Interestingly, after weaning, genera enriched in the caecum or colon of piglets fed the PGH diets during suckling, such as Prevotella 7 and Prevotella 9, decreased when piglets were transitioned to GH nursery diets compared to CON nursery diets. This pattern suggests that pre-weaning abundance of these two genera in the PGH group may primarily be attributed to the components of sow milk, such as porcine milk oligosaccharides. Concurrently, the higher proportions of digestible carbohydrates in the CON nursery diets likely contributed to the abundance of Clostridium sensu stricto 1 which has been reported as butyrate-forming pioneer in the early age of infants [70]. By the end of the study, with longer term of feeding GH nursery feed, the SCFA distribution in the proximal and distal segments exhibited a pattern similar with that observed in the GH and PGH suckling groups. Genera such as Rikenellaceae RC9 gut group, Prevotellaceae NK3B31 group and Treponema in the cecum, involved in fibre fermentation, may contribute to this pattern through prior exposure to other carbohydrates in the cecum during the digesta transit [54, 71, 72].

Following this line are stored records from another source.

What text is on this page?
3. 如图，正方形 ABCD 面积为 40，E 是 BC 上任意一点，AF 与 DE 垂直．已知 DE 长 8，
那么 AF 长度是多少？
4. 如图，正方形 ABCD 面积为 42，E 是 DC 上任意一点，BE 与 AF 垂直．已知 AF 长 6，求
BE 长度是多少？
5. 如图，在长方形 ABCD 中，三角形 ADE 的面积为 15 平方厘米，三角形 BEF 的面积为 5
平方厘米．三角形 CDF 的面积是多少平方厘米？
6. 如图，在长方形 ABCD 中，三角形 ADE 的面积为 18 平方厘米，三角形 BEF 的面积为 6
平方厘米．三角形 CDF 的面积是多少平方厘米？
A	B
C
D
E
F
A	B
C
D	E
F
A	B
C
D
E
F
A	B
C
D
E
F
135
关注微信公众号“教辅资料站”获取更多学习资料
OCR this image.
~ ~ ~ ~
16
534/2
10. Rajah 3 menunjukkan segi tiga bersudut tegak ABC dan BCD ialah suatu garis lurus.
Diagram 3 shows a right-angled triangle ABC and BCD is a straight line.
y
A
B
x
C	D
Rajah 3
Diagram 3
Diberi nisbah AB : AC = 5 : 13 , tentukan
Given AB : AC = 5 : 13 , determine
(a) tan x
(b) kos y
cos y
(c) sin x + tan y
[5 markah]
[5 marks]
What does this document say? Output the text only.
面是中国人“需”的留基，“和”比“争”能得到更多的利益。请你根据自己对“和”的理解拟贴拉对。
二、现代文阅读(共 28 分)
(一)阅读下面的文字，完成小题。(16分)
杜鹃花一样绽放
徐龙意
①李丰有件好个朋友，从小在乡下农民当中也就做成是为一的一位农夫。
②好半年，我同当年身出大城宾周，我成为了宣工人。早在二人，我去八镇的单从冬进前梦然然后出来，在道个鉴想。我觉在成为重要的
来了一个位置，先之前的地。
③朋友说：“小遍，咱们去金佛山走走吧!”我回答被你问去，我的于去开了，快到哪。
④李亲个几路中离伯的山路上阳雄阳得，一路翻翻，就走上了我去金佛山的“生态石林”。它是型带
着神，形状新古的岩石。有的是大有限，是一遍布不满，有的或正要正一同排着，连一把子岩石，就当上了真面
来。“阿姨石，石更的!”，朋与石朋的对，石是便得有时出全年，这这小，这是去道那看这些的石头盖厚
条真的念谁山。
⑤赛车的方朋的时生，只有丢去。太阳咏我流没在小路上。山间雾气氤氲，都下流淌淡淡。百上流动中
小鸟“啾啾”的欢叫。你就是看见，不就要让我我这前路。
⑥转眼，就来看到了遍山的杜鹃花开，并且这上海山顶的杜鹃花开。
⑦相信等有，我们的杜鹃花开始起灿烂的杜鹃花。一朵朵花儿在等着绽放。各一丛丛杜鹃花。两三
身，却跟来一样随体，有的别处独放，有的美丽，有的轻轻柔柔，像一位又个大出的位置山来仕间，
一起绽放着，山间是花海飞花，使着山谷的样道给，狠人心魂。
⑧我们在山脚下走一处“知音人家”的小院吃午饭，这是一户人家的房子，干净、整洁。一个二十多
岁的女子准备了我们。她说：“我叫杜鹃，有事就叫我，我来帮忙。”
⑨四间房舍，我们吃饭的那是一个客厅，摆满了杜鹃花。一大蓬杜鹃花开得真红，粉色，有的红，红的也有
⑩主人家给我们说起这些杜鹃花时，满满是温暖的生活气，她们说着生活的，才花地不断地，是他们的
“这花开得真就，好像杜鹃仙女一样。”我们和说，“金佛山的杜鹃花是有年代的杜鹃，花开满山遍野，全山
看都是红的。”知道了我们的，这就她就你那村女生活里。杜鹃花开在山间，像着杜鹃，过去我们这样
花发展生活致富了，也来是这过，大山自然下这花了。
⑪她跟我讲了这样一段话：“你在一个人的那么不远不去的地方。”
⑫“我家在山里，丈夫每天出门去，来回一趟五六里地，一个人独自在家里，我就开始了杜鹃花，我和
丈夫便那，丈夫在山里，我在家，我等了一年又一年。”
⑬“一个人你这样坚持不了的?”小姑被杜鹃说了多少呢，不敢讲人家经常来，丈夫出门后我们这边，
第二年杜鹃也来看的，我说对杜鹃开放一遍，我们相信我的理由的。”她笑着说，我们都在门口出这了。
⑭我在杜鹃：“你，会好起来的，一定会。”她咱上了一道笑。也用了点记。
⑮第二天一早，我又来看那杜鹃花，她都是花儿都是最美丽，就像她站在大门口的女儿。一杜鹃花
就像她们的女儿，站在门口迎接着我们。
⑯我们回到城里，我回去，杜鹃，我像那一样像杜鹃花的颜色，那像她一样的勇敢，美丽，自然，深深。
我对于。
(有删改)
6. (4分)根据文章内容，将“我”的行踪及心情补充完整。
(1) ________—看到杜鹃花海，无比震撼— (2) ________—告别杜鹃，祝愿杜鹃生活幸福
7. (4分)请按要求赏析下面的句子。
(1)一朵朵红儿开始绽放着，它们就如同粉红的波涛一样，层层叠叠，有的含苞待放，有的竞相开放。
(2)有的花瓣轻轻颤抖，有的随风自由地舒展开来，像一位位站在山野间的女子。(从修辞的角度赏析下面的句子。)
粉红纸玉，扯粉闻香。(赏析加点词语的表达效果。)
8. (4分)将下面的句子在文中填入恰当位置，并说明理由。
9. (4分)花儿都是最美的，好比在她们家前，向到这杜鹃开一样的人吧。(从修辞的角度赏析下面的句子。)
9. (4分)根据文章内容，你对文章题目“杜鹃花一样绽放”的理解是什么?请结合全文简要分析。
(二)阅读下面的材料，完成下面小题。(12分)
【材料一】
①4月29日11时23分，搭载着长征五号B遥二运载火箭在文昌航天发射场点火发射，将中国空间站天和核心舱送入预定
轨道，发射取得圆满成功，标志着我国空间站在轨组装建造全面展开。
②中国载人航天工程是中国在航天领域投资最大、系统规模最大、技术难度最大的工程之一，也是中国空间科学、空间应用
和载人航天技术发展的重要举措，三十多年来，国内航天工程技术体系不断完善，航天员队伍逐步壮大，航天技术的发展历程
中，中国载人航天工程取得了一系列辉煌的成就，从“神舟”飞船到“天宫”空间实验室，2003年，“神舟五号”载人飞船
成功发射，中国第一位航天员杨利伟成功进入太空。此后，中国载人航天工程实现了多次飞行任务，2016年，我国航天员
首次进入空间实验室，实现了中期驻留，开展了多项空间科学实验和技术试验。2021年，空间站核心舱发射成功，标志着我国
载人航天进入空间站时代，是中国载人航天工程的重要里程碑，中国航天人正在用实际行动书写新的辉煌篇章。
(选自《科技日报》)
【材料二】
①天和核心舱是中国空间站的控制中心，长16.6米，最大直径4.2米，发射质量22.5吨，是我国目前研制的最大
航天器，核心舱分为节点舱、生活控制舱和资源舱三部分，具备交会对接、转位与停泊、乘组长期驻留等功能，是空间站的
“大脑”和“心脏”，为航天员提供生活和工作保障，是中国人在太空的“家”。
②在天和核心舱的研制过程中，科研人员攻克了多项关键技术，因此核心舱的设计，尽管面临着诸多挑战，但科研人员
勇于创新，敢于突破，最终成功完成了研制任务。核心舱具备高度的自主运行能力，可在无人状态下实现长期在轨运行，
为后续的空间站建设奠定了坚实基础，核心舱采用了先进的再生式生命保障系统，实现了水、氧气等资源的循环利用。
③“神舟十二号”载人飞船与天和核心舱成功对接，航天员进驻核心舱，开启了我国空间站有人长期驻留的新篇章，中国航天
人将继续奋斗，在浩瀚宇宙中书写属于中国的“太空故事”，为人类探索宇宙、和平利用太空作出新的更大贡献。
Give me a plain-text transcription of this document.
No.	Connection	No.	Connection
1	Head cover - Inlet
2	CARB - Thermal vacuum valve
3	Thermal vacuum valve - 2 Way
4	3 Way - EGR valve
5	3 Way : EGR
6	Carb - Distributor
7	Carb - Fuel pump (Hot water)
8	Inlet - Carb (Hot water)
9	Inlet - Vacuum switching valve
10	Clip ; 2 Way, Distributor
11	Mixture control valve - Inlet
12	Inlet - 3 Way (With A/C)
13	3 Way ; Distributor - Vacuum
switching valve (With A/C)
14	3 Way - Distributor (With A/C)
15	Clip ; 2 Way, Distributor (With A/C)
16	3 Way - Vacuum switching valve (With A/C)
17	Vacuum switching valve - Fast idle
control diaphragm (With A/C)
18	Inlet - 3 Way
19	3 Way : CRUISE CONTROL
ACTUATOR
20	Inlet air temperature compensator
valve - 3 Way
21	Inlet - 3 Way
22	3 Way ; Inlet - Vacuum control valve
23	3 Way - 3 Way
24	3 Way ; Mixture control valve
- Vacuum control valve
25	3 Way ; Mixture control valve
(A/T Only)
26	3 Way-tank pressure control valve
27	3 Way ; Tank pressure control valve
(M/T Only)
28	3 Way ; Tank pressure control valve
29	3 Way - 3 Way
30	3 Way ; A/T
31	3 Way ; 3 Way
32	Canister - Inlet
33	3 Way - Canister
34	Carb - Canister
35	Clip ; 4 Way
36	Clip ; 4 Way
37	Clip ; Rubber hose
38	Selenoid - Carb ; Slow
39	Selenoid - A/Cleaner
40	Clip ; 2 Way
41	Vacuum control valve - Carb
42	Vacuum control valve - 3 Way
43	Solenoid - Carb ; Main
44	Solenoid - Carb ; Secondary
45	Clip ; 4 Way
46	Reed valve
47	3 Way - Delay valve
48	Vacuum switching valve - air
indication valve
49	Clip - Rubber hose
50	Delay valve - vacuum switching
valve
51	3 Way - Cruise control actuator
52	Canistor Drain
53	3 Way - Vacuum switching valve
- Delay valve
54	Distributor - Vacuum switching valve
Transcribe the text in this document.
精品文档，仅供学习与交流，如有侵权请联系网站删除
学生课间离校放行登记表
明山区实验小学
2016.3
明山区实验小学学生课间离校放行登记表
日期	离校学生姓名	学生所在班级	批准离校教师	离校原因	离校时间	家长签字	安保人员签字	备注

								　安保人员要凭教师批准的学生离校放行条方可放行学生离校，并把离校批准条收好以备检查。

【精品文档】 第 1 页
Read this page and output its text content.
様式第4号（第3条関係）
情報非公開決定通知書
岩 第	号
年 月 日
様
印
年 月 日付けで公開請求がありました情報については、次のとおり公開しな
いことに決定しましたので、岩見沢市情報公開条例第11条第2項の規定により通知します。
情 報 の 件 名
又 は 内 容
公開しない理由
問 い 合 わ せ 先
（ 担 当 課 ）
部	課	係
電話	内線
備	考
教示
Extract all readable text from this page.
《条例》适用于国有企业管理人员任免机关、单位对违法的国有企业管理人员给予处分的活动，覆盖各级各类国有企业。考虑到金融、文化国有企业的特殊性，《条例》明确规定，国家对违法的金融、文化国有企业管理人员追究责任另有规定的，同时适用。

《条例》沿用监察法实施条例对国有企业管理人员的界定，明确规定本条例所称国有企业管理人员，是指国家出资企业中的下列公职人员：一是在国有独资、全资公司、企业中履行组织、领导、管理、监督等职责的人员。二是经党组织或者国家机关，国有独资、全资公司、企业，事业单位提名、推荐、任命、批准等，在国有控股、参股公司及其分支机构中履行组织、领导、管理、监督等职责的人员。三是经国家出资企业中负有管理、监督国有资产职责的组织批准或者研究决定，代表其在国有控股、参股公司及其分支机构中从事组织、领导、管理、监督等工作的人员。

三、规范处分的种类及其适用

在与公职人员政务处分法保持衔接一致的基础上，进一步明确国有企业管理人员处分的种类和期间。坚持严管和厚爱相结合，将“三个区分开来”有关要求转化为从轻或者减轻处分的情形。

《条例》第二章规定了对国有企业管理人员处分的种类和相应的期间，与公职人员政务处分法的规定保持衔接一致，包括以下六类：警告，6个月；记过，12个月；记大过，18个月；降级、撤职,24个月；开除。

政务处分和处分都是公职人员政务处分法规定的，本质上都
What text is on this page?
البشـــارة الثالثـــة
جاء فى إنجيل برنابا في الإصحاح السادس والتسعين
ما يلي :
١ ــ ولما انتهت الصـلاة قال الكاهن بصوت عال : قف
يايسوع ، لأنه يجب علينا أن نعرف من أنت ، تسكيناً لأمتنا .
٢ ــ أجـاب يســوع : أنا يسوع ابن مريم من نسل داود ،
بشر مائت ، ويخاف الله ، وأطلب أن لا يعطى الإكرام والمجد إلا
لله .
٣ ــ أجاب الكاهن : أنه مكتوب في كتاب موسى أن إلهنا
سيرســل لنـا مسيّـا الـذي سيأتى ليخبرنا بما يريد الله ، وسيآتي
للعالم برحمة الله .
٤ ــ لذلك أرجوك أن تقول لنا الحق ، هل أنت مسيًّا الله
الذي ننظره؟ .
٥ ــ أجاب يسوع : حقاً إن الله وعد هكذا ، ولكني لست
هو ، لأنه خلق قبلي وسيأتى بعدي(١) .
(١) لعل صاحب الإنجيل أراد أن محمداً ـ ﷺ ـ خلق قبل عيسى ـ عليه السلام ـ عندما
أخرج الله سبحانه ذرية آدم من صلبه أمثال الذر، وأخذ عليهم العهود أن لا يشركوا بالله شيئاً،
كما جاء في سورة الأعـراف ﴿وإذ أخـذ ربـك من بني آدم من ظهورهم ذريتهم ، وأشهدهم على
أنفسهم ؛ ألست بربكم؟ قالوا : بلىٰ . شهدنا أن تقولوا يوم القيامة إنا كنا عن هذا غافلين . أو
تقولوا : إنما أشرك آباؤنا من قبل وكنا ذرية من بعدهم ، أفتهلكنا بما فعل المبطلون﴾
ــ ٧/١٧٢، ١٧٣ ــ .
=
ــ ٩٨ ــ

After all, a longer tracking on growth performance, such as following piglets until the slaughter phase, would provide a more comprehensive assessment of the results of larger GIT, enhanced intestinal barrier function, and altered SCFA distribution along with microbiota community shifts in large intestine induced by grass content.

Providing chopped grass hay in a separate feeder next to a control creep feed to suckling piglets stimulated GIT development, hindgut fibre-degrading microbiota and shifted fermentation to more proximal parts of the intestinal tract, despite low intakes level during 23-day lactation. The GIT growth promotion was not seen when including 28% grass pellets in the creep feed, but that diet performed best in terms of ECR during the suckling and nursery phases.

After weaning, a 28% grass pellet inclusion in the feed reduced feed intake and weight gain for the first 2 weeks, yet piglets were shown to compensate and even increase weight gain which was mediated by an increase in feed intake once the grass pellet inclusion rate was reduced to 13%. Our study demonstrated that it is worth stepping away from the common approach of low-fibre and finely ground diets for young piglets. A consistent provision of a high-fibre diet for piglets is recommended if introduced during the suckling phase, given the beneficial effects on ECR and GIT health. Additionally, the inclusion rate of grass pellets right after weaning should be reconsidered and kept below 28%.